Afrodisias ve Sagalassos’un sessiz güzelliği

spot_img


Türkiye’nin dört bir yanı tarih, kültür ve doğa hazineleriyle bezeli. Bu zenginliği özellikle yurtdışındaki turistlere iyi anlatmak amacıyla Kültür ve Turizm Bakanlığı ile Cumhurbaşkanlığı İletişim Başkanlığı pek çok etkinlik düzenliyor. Onlardan biri ünlü İngiliz tarihçi Bettany Hughes’un Türkiye’nin sahip olduğu kültür mirasını konu aldığı “Bettany Hughes ile Hazineler: Türkiye’nin Antik Kökenleri” isimli belgesel. Hughes, sadece İngiltere’de değil, dünyaca tanınan gezgin bir tarihçi.

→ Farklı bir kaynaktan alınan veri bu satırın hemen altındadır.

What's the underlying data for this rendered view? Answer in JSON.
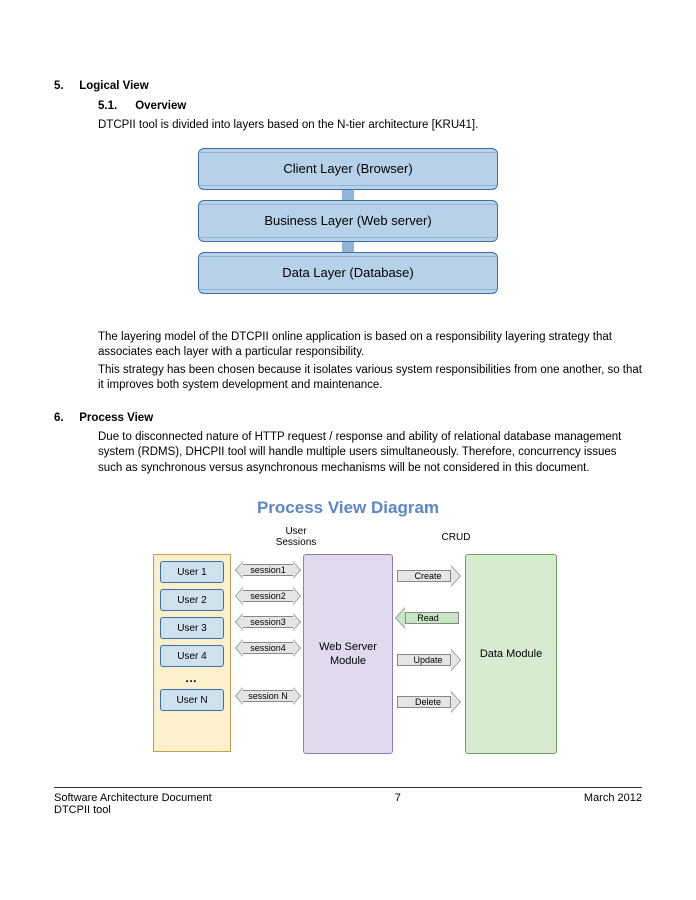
{
  "section5": {
    "num": "5.",
    "title": "Logical View",
    "sub": {
      "num": "5.1.",
      "title": "Overview"
    },
    "intro": "DTCPII tool is divided into layers based on the N-tier architecture [KRU41].",
    "layers": [
      "Client Layer (Browser)",
      "Business Layer (Web server)",
      "Data Layer (Database)"
    ],
    "para1": "The layering model of the DTCPII online application is based on a responsibility layering strategy that associates each layer with a particular responsibility.",
    "para2": "This strategy has been chosen because it isolates various system responsibilities from one another, so that it improves both system development and maintenance."
  },
  "section6": {
    "num": "6.",
    "title": "Process View",
    "para": "Due to disconnected nature of HTTP request / response and ability of relational database management system (RDMS), DHCPII tool will handle multiple users simultaneously. Therefore, concurrency issues such as synchronous versus asynchronous mechanisms will be not considered in this document.",
    "diagramTitle": "Process View Diagram",
    "labelSessions": "User Sessions",
    "labelCrud": "CRUD",
    "users": [
      "User 1",
      "User 2",
      "User 3",
      "User 4",
      "User N"
    ],
    "dots": "…",
    "sessions": [
      "session1",
      "session2",
      "session3",
      "session4",
      "session N"
    ],
    "webserver": "Web Server Module",
    "crud": [
      "Create",
      "Read",
      "Update",
      "Delete"
    ],
    "dataModule": "Data Module"
  },
  "footer": {
    "doc": "Software Architecture Document",
    "tool": "DTCPII tool",
    "page": "7",
    "date": "March 2012"
  }
}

Sosyal medyası da bir o kadar güçlü.

HUGHES ÖVGÜLER YAĞDIRDI

2024’te 4.5 milyon Britanyalı’nın ülkemize geldiğini düşünürsek, Hughes’un söylemlerinin Türkiye’yi tanıtma açısından ne kadar önemli olduğunu iyi değerlendirmek gerekir. Hughes geçtiğimiz günlerde Londra’da yapılan belgesel tanıtımında ülkemizin kültür hazinesine övgüler yağdırdı. Örneğin, Mardin ve Midyat’ı dolaştığını, Göbeklitepe’ye hayran kaldığını belirtti. Ayrıca iki önemli yere daha vurgu yaptı. Göbeklitepe haricinde favori antik yerleşimlerinin ise Aydın’daki Afrodisias, Burdur’daki Sagalassos olduğunu söyledi. Dolayısıyla gelin, Hughes’un işaret ettiği antik kentleri yeniden hatırlayalım.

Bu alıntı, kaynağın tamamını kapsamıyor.